Nav's Stream of Consciousness

Navdeep Alam making sense of the universe

Open Data Revolution

Posted by Navdeep Alam on September 1, 2010

Data is all around us and amassing at a tremendous rate. Whether we are creating it consciously like when we make a banking transaction, or unconsciously like when we walk into a store with our mobile phone running a location based service, data is growing and the question that arises is whether there is any benefit from it?

Traditionally, companies had access to their business data internally like sales activities that they can use to access and measure cost, profits and margins. On the other hand, individuals keep a rolodex of business contacts or friends in address books.

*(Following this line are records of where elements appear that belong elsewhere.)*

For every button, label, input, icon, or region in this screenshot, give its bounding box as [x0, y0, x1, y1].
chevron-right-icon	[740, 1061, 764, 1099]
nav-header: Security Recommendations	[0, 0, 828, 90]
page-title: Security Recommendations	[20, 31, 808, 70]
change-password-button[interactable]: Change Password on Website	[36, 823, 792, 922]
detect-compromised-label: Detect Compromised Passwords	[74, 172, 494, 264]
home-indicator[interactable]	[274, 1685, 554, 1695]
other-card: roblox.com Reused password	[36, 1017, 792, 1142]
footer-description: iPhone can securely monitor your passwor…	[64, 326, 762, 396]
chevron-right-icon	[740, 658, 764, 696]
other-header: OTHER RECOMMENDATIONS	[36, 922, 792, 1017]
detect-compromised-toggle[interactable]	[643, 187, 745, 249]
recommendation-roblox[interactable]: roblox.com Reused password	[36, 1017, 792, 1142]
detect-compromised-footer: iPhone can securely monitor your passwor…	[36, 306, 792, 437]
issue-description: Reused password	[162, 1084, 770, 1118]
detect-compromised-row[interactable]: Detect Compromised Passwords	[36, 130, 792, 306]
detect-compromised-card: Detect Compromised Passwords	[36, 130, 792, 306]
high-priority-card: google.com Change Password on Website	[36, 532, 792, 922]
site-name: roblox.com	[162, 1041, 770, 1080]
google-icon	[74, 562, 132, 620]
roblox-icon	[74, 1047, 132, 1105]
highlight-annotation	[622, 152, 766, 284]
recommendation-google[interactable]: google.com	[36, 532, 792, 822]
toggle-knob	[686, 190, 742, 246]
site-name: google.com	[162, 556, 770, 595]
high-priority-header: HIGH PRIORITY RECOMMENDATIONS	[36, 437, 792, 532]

But as social media, and interactions on the Internet have grown, so has the growth of data in repositories not necessarily in the domain of the original user. Today, businesses use Salesforce.com to track sales activity and individuals share their contacts on portable devices like phones or on social network sites like LinkedIn and Facebook. So as the avenues for data consumption and sharing have increased, data has naturally grown. The question still arises as to whether this is a good thing? Maybe it can be, if only if we create an open data revolution, and free this data from its silos and allow all of us to consume, update, and use this data.

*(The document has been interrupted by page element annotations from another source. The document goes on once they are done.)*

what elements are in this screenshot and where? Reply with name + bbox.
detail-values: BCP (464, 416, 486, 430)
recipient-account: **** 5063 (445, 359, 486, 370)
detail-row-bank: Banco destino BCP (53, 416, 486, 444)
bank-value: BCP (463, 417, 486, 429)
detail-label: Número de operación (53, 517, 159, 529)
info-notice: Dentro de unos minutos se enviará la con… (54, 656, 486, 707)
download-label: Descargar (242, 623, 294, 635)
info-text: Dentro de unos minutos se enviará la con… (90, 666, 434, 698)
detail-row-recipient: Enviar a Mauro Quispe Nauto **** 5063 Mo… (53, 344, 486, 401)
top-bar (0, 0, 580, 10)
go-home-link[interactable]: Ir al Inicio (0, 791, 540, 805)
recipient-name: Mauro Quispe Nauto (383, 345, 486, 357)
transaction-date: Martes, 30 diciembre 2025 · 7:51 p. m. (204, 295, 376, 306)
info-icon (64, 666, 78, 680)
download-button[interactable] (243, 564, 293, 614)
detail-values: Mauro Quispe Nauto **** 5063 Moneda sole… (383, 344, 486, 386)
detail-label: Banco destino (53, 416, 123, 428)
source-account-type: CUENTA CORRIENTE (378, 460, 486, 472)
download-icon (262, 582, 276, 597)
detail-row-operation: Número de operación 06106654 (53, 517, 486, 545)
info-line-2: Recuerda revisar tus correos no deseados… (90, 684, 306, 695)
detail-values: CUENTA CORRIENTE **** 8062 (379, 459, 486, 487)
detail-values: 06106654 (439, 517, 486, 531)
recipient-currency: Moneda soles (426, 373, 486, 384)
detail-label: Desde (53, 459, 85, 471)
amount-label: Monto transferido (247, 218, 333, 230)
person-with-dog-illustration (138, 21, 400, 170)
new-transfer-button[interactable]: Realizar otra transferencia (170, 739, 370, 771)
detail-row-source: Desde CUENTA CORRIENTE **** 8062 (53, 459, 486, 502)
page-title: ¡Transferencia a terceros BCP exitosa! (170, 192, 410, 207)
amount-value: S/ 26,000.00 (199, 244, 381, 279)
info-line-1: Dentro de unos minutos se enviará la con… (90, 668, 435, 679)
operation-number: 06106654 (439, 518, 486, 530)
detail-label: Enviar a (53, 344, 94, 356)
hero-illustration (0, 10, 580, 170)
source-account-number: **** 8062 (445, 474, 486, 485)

The open data revolution is in a lot of ways analogous to the open source movement. There was fear in the beginning, how can you trust and manage a group of many to work collectively to build reliable software? Will this put software businesses out of business? How can this be supported and maintained? However by most accounts open source has proven to be successful, and projects like Linux, Firefox, Android, and others are proof of that.

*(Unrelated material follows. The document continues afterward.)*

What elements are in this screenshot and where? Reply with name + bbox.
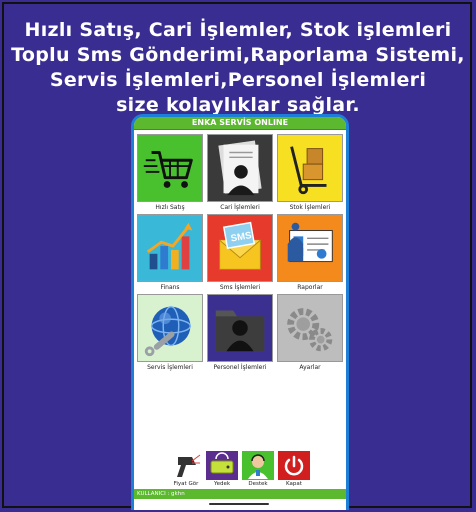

Can letting data in hands of the collective wisdom of the crowd also drive innovations around usage and application? Of course there will be fear, around privacy, control, and security, but this is no different than the fear we have around our data out on the internet already. With the proper filters, and obscurities in place we can try to alleviate some of these concerns, and then we can drive towards creating an arena where innovation and applicability around data can start to explode. Take your mobile phone’s address book; by itself it’s only valuable to you by recording your contacts phone numbers. But when you combine it with location based data, and data about the likes and interests of the people in your address book, then you have a real time location sensitive tool that can connect you and your friends to what’s of interest to both of you when you are near each other. Imagine the innovation that can happen by adding even more data to this equation!

My guess is that the open data revolution will start to help with the ROI story with social media. If you can merge the collective wisdom generated from social media — with the business data that drives business decisions and processes, the conclusions businesses make around how to increase customer satisfaction, affect brand perception, or keep engaged with their employees – this will align business with the target audience they are hoping to affect and communicate with. As such, we are starting to see the open data revolution taking hold, whether it’s OpenID (http://openid.net/) or the Open Data Protocol (OData – http://www.odata.org/) which major companies like Google and Facebook are embracing to allow others to innovate off their data, and for them to innovate off of others. The Open Data Revolution may already be here, data interoperability, collaboration and innovation are just around the corner.